British AI pioneer Suleyman joins Microsoft

Microsoft has announced British Artificial Intelligence (AI) pioneer Mustafa Suleyman will lead its newly-formed division, Microsoft AI.

Mr Suleyman currently heads start-up Inflection AI, but is best known for co-founding AI firm DeepMind.

It was one of the UK's best known AI firms and was bought by Google in 2014.

Mr Suleyman's move cements Microsoft's reputation as a leader in AI, a field in which Google is appearing to struggle.

In a post on X, formerly Twitter, Mr Suleyman said he was "excited" to take up his new position, adding that he would be taking several colleagues to Microsoft with him, including "friend and long time collaborator" Karén Simonyan as chief scientist.
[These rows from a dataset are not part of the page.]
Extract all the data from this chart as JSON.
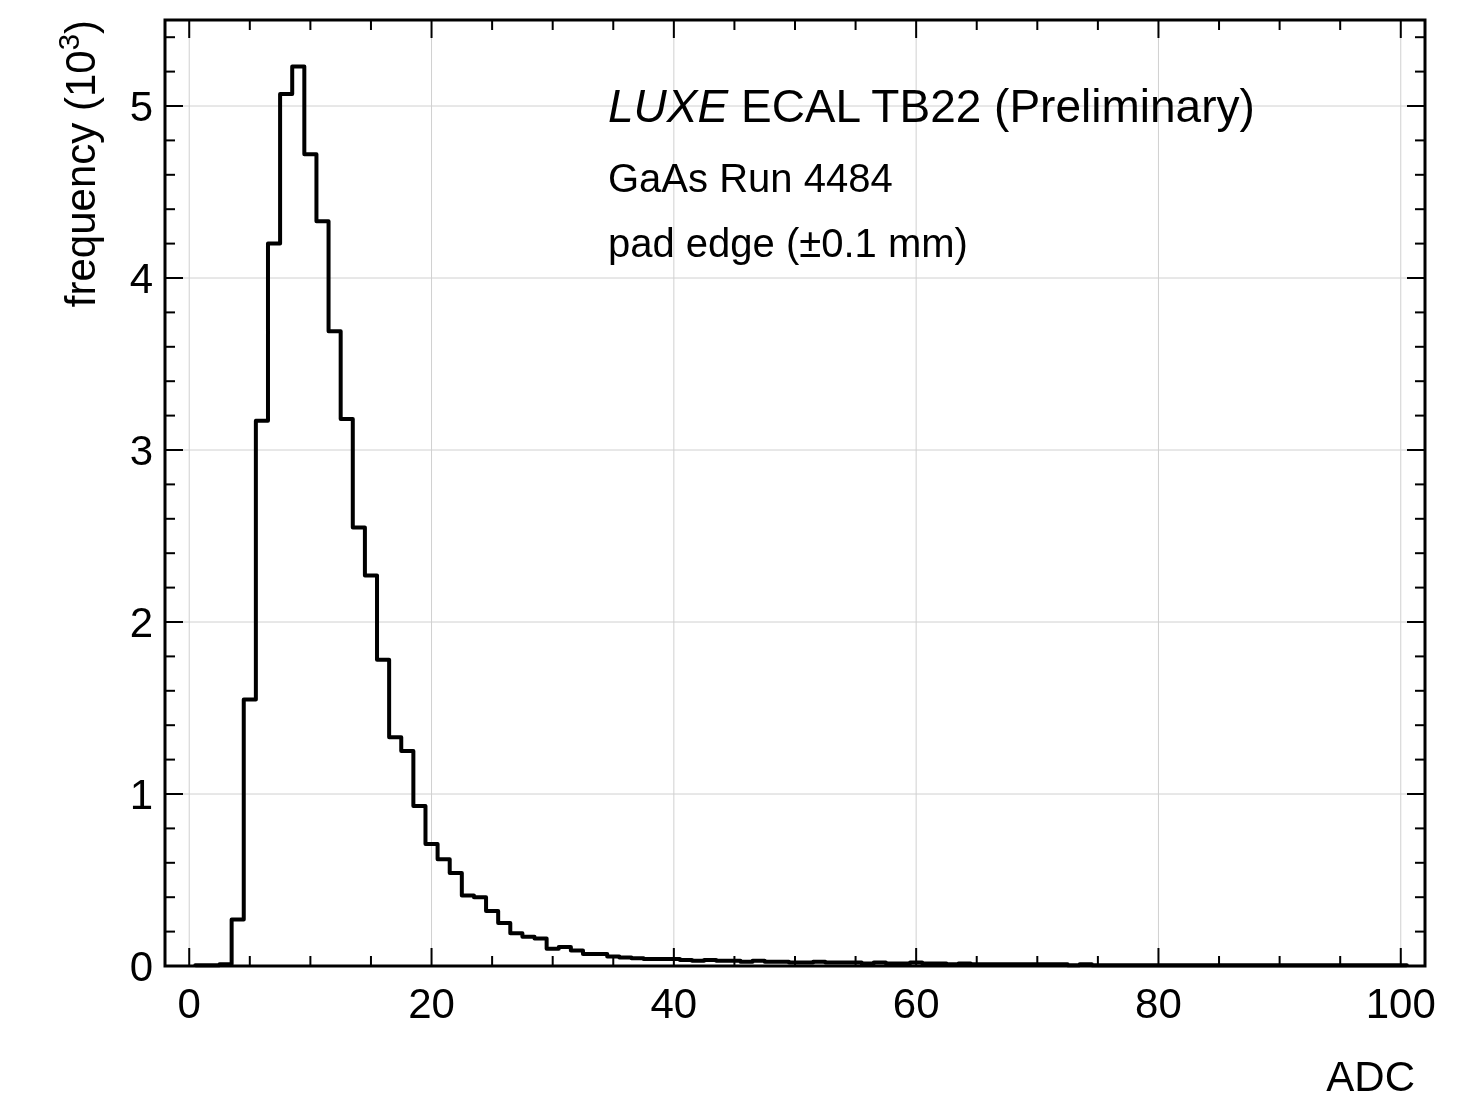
{
  "chart_data": {
    "type": "histogram",
    "xlabel": "ADC",
    "ylabel": "frequency (10$^{3}$)",
    "annotations": [
      "LUXE ECAL TB22 (Preliminary)",
      "GaAs Run 4484",
      "pad edge (±0.1 mm)"
    ],
    "bins": [
      0.5,
      1.5,
      2.5,
      3.5,
      4.5,
      5.5,
      6.5,
      7.5,
      8.5,
      9.5,
      10.5,
      11.5,
      12.5,
      13.5,
      14.5,
      15.5,
      16.5,
      17.5,
      18.5,
      19.5,
      20.5,
      21.5,
      22.5,
      23.5,
      24.5,
      25.5,
      26.5,
      27.5,
      28.5,
      29.5,
      30.5,
      31.5,
      32.5,
      33.5,
      34.5,
      35.5,
      36.5,
      37.5,
      38.5,
      39.5,
      40.5,
      41.5,
      42.5,
      43.5,
      44.5,
      45.5,
      46.5,
      47.5,
      48.5,
      49.5,
      50.5,
      51.5,
      52.5,
      53.5,
      54.5,
      55.5,
      56.5,
      57.5,
      58.5,
      59.5,
      60.5,
      61.5,
      62.5,
      63.5,
      64.5,
      65.5,
      66.5,
      67.5,
      68.5,
      69.5,
      70.5,
      71.5,
      72.5,
      73.5,
      74.5,
      75.5,
      76.5,
      77.5,
      78.5,
      79.5,
      80.5,
      81.5,
      82.5,
      83.5,
      84.5,
      85.5,
      86.5,
      87.5,
      88.5,
      89.5,
      90.5,
      91.5,
      92.5,
      93.5,
      94.5,
      95.5,
      96.5,
      97.5,
      98.5,
      99.5,
      100.5
    ],
    "values": [
      0.005,
      0.005,
      0.01,
      0.27,
      1.55,
      3.17,
      4.2,
      5.07,
      5.23,
      4.72,
      4.33,
      3.69,
      3.18,
      2.55,
      2.27,
      1.78,
      1.33,
      1.25,
      0.93,
      0.71,
      0.62,
      0.54,
      0.41,
      0.4,
      0.32,
      0.25,
      0.19,
      0.17,
      0.16,
      0.1,
      0.11,
      0.09,
      0.07,
      0.07,
      0.055,
      0.05,
      0.045,
      0.04,
      0.04,
      0.04,
      0.035,
      0.03,
      0.035,
      0.03,
      0.03,
      0.025,
      0.03,
      0.025,
      0.025,
      0.02,
      0.02,
      0.025,
      0.02,
      0.02,
      0.02,
      0.015,
      0.02,
      0.015,
      0.015,
      0.02,
      0.015,
      0.015,
      0.01,
      0.015,
      0.01,
      0.01,
      0.01,
      0.01,
      0.01,
      0.01,
      0.01,
      0.01,
      0.005,
      0.01,
      0.005,
      0.005,
      0.005,
      0.005,
      0.005,
      0.005,
      0.005,
      0.005,
      0.005,
      0.005,
      0.005,
      0.005,
      0.005,
      0.005,
      0.005,
      0.005,
      0.005,
      0.005,
      0.005,
      0.005,
      0.005,
      0.005,
      0.005,
      0.005,
      0.005,
      0.005
    ],
    "color": "#000000",
    "xlim": [
      -2,
      102
    ],
    "xticks": [
      0,
      {
        "value": 5,
        "label": null
      },
      {
        "value": 10,
        "label": null
      },
      {
        "value": 15,
        "label": null
      },
      20,
      {
        "value": 25,
        "label": null
      },
      {
        "value": 30,
        "label": null
      },
      {
        "value": 35,
        "label": null
      },
      40,
      {
        "value": 45,
        "label": null
      },
      {
        "value": 50,
        "label": null
      },
      {
        "value": 55,
        "label": null
      },
      60,
      {
        "value": 65,
        "label": null
      },
      {
        "value": 70,
        "label": null
      },
      {
        "value": 75,
        "label": null
      },
      80,
      {
        "value": 85,
        "label": null
      },
      {
        "value": 90,
        "label": null
      },
      {
        "value": 95,
        "label": null
      },
      100
    ],
    "ylim": [
      0,
      5.5
    ],
    "yticks": [
      0,
      {
        "value": 0.2,
        "label": null
      },
      {
        "value": 0.4,
        "label": null
      },
      {
        "value": 0.6,
        "label": null
      },
      {
        "value": 0.8,
        "label": null
      },
      1,
      {
        "value": 1.2,
        "label": null
      },
      {
        "value": 1.4,
        "label": null
      },
      {
        "value": 1.6,
        "label": null
      },
      {
        "value": 1.8,
        "label": null
      },
      2,
      {
        "value": 2.2,
        "label": null
      },
      {
        "value": 2.4,
        "label": null
      },
      {
        "value": 2.6,
        "label": null
      },
      {
        "value": 2.8,
        "label": null
      },
      3,
      {
        "value": 3.2,
        "label": null
      },
      {
        "value": 3.4,
        "label": null
      },
      {
        "value": 3.6,
        "label": null
      },
      {
        "value": 3.8,
        "label": null
      },
      4,
      {
        "value": 4.2,
        "label": null
      },
      {
        "value": 4.4,
        "label": null
      },
      {
        "value": 4.6,
        "label": null
      },
      {
        "value": 4.8,
        "label": null
      },
      5,
      {
        "value": 5.2,
        "label": null
      },
      {
        "value": 5.4,
        "label": null
      }
    ],
    "grid": true
  }
}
He said he would be "leading all consumer AI products and research", including the Copilot chatbot, Bing and Edge.

Microsoft boss Satya Nadella described Mr Suleyman as a "visionary, product maker, and builder of pioneering teams that go after bold missions".

"I am excited for them to contribute their knowledge, talent, and expertise to our consumer AI research and product making," he added.

After leaving Google in 2022, Mr Suleyman co-founded Inflection AI, which has emerged as one of the most high-flying names in the generative AI race after raising $1.3bn from Microsoft and Nvidia last June.

But taking up his latest position at Microsoft cements his respect in the field.

Microsoft has invested billions into its partnership with ChatGPT-maker OpenAI and recently in the French tech start-up Mistral AI.

Microsoft said it would continue to build AI infrastructure and work in support of OpenAI's "foundation model roadmap".

It is a different picture at Google currently though. There have been a number of issues around the tech giant's new AI-powered tool, Gemini, which refused to depict white people and changed the race of certain white historical figures.

Google has apologised for "inaccuracies in some historical image generation depictions", saying its attempts at creating a "wide range" of results missed the mark.